A dienamine is successfully utilized in the enantioselective synthesis of a key intermediate of 14β‐steroids by the reaction of an enal with a cyclic dienophile in the presence of diphenylprolinol silyl ether (Eq. 1.16). This reaction allows easy access to an optically active steroid core with a variety of substituents in the A ring in high yields and up to more than 99% ee. (+)‐Estrone was efficiently synthesized by using this reaction as a key step [35].

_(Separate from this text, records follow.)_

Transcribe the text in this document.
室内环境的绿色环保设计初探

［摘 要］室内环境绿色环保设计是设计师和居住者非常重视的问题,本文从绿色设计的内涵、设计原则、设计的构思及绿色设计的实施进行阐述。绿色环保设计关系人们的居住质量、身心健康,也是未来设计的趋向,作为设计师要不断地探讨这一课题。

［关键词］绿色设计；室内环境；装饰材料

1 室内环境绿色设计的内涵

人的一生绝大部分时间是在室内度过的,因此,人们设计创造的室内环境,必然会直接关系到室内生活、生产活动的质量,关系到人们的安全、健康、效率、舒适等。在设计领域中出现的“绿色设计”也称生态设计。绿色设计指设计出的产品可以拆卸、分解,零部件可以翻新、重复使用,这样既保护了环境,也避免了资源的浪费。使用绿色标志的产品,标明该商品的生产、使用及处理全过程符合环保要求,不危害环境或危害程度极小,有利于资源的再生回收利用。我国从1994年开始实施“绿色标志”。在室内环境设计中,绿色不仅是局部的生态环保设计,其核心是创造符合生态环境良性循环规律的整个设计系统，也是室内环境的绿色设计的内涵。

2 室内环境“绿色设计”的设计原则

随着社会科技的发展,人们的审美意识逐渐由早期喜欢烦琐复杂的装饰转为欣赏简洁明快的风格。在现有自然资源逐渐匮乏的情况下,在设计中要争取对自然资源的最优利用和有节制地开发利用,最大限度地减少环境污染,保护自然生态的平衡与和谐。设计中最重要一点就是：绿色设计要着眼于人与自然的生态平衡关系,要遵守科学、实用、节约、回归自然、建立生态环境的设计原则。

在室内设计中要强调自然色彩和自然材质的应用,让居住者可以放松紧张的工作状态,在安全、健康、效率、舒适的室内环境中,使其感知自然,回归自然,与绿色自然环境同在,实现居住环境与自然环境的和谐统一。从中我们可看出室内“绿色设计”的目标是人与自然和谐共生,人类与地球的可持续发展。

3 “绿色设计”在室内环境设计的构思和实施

This dienamine system was further extended to trienamine chemistry. Chen and Jørgensen reported the generation of an electron‐rich trienamine from a polyconjugated 2,4‐dienal. By a reaction with a dienophile, a cycloaddition reaction proceeded to afford a spirocyclic oxindole possessing a cyclohexene moiety with an exclusive β,ε‐regioselectivity and excellent stereoselectivity (Eq. 1.17) [36].
1.4. IMINIUM ION
1.4.1. Introduction of an Iminium Ion
MacMillan reported the Diels‐Alder reaction using a chiral imidazolidinone, which reacts with an α,β‐unsaturated aldehyde to afford an iminium ion. The iminium ion is a highly electron‐withdrawing group; its alkene has a lower LUMO level than the parent α,β‐unsaturated aldehyde. Thus, the Diels‐Alder reaction proceeds via the iminium ion intermediate not from the α,β‐unsaturated aldehyde. By the appropriate design of the chiral amine moiety, an enantioselective reaction can be realized. In fact, the chiral imidazolidinone catalyst afforded an excellent enantioselectivity (see above; Eq. 1.3) [4]. Many reactions have been developed involving the iminium ion as a key intermediate.
1.4.2. Two Reaction Paths
Two reaction paths, Diels‐Alder type reaction and Michael reaction, involve an iminium ion as a reactive intermediate [37]. These two reaction paths will be discussed in the reactions of cinnamaldehyde and cyclopentadiene catalyzed by diarylprolinol silyl ether (Table 1.1).
The Diels‐Alder reaction was catalyzed by diarylprolinol silyl ether 6, with trifluoromethyl groups on the aryl moiety (Figure 1.6) with a combination of a strong acid such as CF3CO2H [38].